Clique aqui e confira o áudio na íntegra

Sobre suas lembranças de infância junto ao pai, Vera Paiva destacou a dedicação de Rubens às obras que tocava. “Cheguei à exposição, vi aquele busto e abracei e beijei. Todos que vivem o desaparecimento, em algum momento congela. Porque fazer o luto é perder a esperança do desaparecido aparecer… Neste momento, a gente poder abraçar ele como engenheiro é recuperar a nossa vida. Recordar de quando ele nos levava para mostrar as obras da Pavuna… Batendo na parede e dizendo isso aqui é obra boa. Ele se dava bem com os peões e tinha orgulho de mostrar as pontes que fazia, um profundo orgulho. Esse senso pragmático e da noção de justiça social vinha também de ser engenheiro, e não só da posição ideológica.”

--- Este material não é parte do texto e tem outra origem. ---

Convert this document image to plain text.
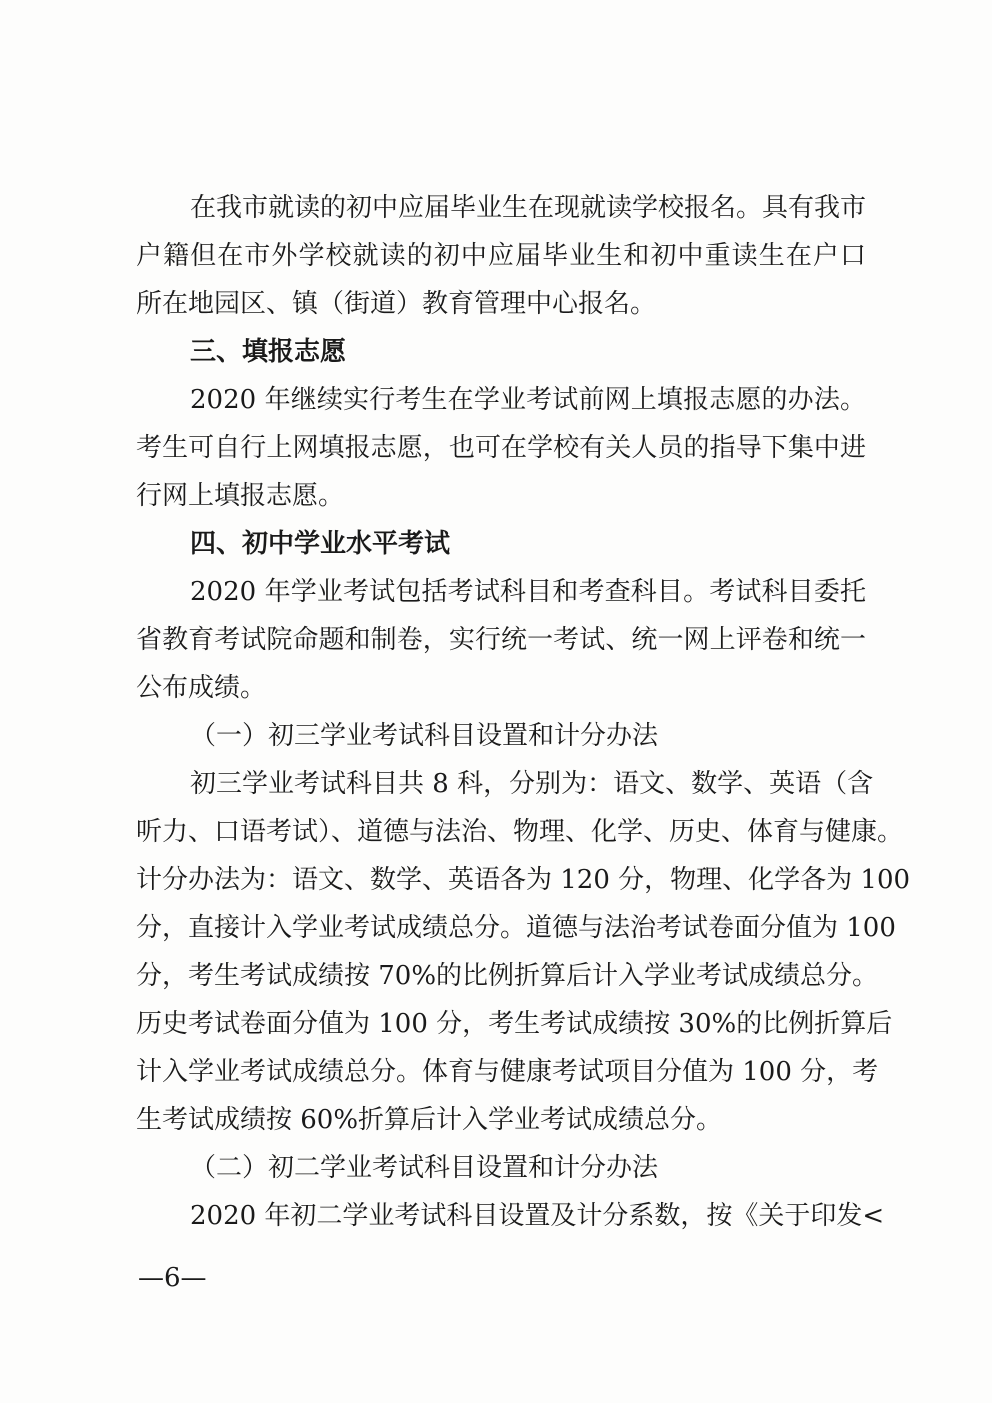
在我市就读的初中应届毕业生在现就读学校报名。具有我市
户籍但在市外学校就读的初中应届毕业生和初中重读生在户口
所在地园区、镇（街道）教育管理中心报名。
三、填报志愿
2020 年继续实行考生在学业考试前网上填报志愿的办法。
考生可自行上网填报志愿，也可在学校有关人员的指导下集中进
行网上填报志愿。
四、初中学业水平考试
2020 年学业考试包括考试科目和考查科目。考试科目委托
省教育考试院命题和制卷，实行统一考试、统一网上评卷和统一
公布成绩。
（一）初三学业考试科目设置和计分办法
初三学业考试科目共 8 科，分别为：语文、数学、英语（含
听力、口语考试）、道德与法治、物理、化学、历史、体育与健康。
计分办法为：语文、数学、英语各为 120 分，物理、化学各为 100
分，直接计入学业考试成绩总分。道德与法治考试卷面分值为 100
分，考生考试成绩按 70%的比例折算后计入学业考试成绩总分。
历史考试卷面分值为 100 分，考生考试成绩按 30%的比例折算后
计入学业考试成绩总分。体育与健康考试项目分值为 100 分，考
生考试成绩按 60%折算后计入学业考试成绩总分。
（二）初二学业考试科目设置和计分办法
2020 年初二学业考试科目设置及计分系数，按《关于印发<
—6—
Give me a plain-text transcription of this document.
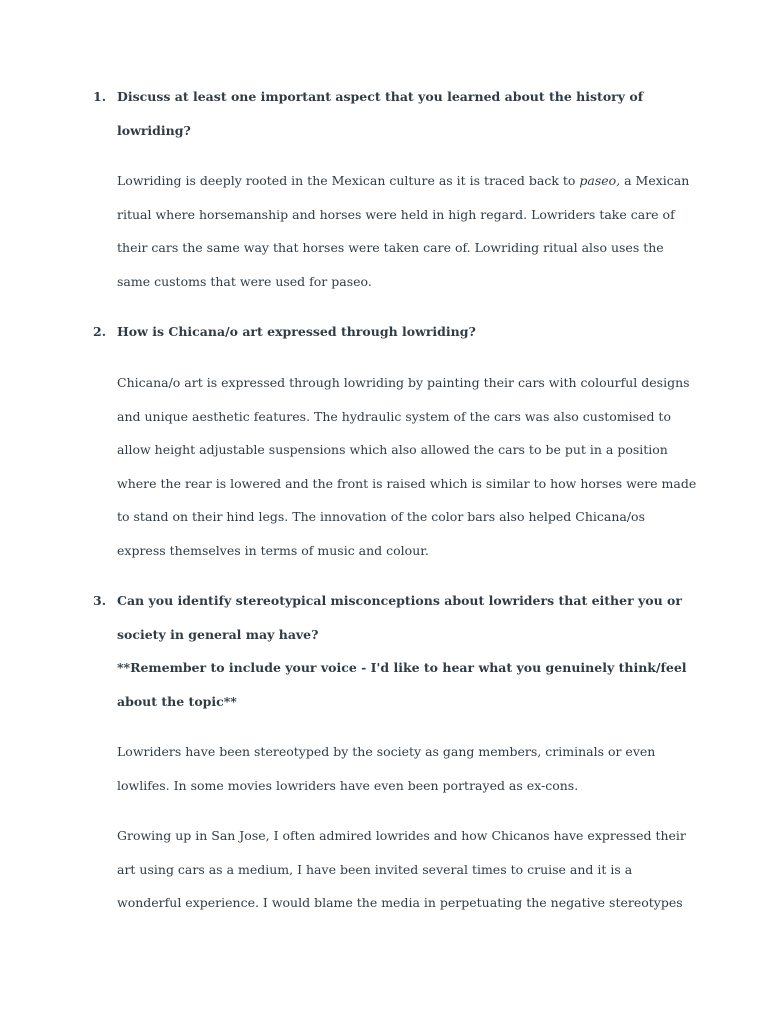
1. Discuss at least one important aspect that you learned about the history of lowriding?

Lowriding is deeply rooted in the Mexican culture as it is traced back to paseo, a Mexican ritual where horsemanship and horses were held in high regard. Lowriders take care of their cars the same way that horses were taken care of. Lowriding ritual also uses the same customs that were used for paseo.

2. How is Chicana/o art expressed through lowriding?

Chicana/o art is expressed through lowriding by painting their cars with colourful designs and unique aesthetic features. The hydraulic system of the cars was also customised to allow height adjustable suspensions which also allowed the cars to be put in a position where the rear is lowered and the front is raised which is similar to how horses were made to stand on their hind legs. The innovation of the color bars also helped Chicana/os express themselves in terms of music and colour.

3. Can you identify stereotypical misconceptions about lowriders that either you or society in general may have?
**Remember to include your voice - I'd like to hear what you genuinely think/feel about the topic**

Lowriders have been stereotyped by the society as gang members, criminals or even lowlifes. In some movies lowriders have even been portrayed as ex-cons.

Growing up in San Jose, I often admired lowrides and how Chicanos have expressed their art using cars as a medium, I have been invited several times to cruise and it is a wonderful experience. I would blame the media in perpetuating the negative stereotypes
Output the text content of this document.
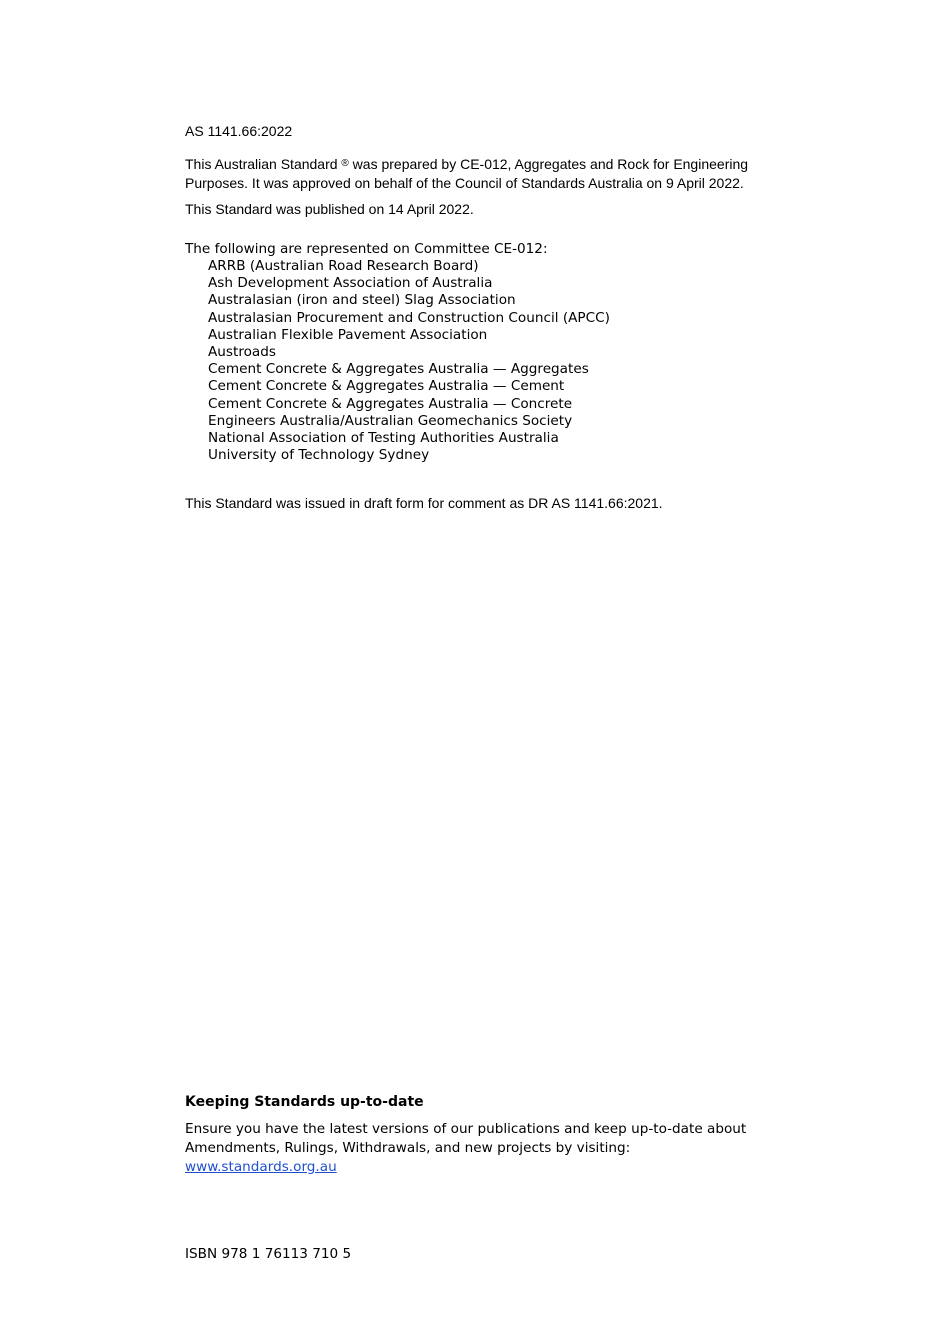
AS 1141.66:2022
This Australian Standard ® was prepared by CE-012, Aggregates and Rock for Engineering Purposes. It was approved on behalf of the Council of Standards Australia on 9 April 2022.
This Standard was published on 14 April 2022.
The following are represented on Committee CE-012:
ARRB (Australian Road Research Board)
Ash Development Association of Australia
Australasian (iron and steel) Slag Association
Australasian Procurement and Construction Council (APCC)
Australian Flexible Pavement Association
Austroads
Cement Concrete & Aggregates Australia — Aggregates
Cement Concrete & Aggregates Australia — Cement
Cement Concrete & Aggregates Australia — Concrete
Engineers Australia/Australian Geomechanics Society
National Association of Testing Authorities Australia
University of Technology Sydney
This Standard was issued in draft form for comment as DR AS 1141.66:2021.
Keeping Standards up-to-date
Ensure you have the latest versions of our publications and keep up-to-date about Amendments, Rulings, Withdrawals, and new projects by visiting:
www.standards.org.au
ISBN 978 1 76113 710 5
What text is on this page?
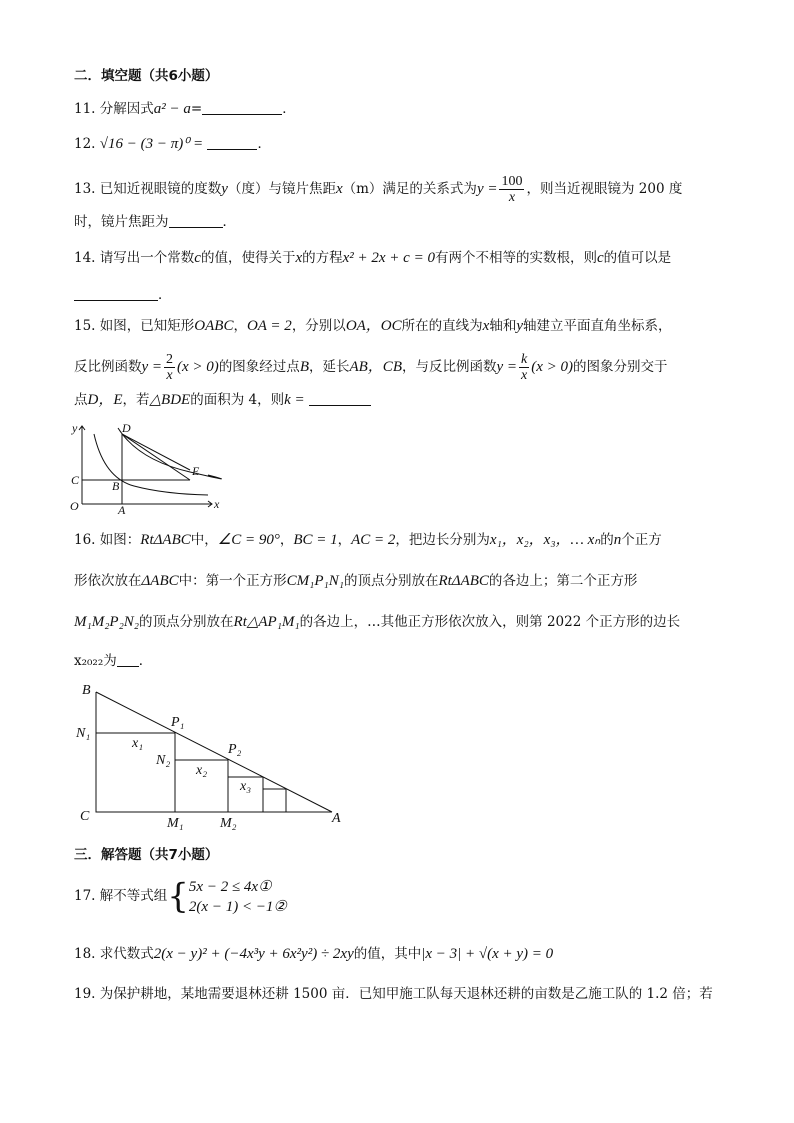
二．填空题（共6小题）
11. 分解因式a² − a=	．
12. √16 − (3 − π)⁰ =	．
13. 已知近视眼镜的度数y（度）与镜片焦距x（m）满足的关系式为$y = \frac{100}{x}$ ，则当近视眼镜为 200 度
时，镜片焦距为	．
14. 请写出一个常数c的值，使得关于x的方程x² + 2x + c = 0有两个不相等的实数根，则c的值可以是
．
15. 如图，已知矩形OABC，OA = 2，分别以OA，OC所在的直线为x轴和y轴建立平面直角坐标系，
反比例函数$y = \frac{2}{x} (x > 0)$的图象经过点B，延长AB，CB，与反比例函数$y = \frac{k}{x} (x > 0)$的图象分别交于
点D，E，若△BDE的面积为 4，则k =
y
x
O	A
B
C
D
E
16. 如图：RtΔABC中，∠C = 90°，BC = 1，AC = 2，把边长分别为x₁，x₂，x₃，… xₙ的n个正方
形依次放在ΔABC中：第一个正方形CM₁P₁N₁的顶点分别放在RtΔABC的各边上；第二个正方形
M₁M₂P₂N₂的顶点分别放在Rt△AP₁M₁的各边上，…其他正方形依次放入，则第 2022 个正方形的边长
x₂₀₂₂为 ．
B
C	A
N₁
N₂
P₁
P₂
M₁	M₂
x₁
x₂
x₃
三．解答题（共7小题）
17. 解不等式组{ 5x − 2 ≤ 4x①
2(x − 1) < −1②
18. 求代数式2(x − y)² + (−4x³y + 6x²y²) ÷ 2xy的值，其中|x − 3| + √(x + y) = 0
19. 为保护耕地，某地需要退林还耕 1500 亩．已知甲施工队每天退林还耕的亩数是乙施工队的 1.2 倍；若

“Quero dizer que tenho certeza que muitos outros engenheiros têm histórias pra contar da ditadura. E que não deixem a figura do meu pai Rubens Paiva ser esquecida. Todo sofrimento daquele período vale e deve ser registrado. Essas coisas precisam ser apresentadas e recuperadas para que isso nunca mais se repita no nosso Brasil”, finalizou Vera Paiva.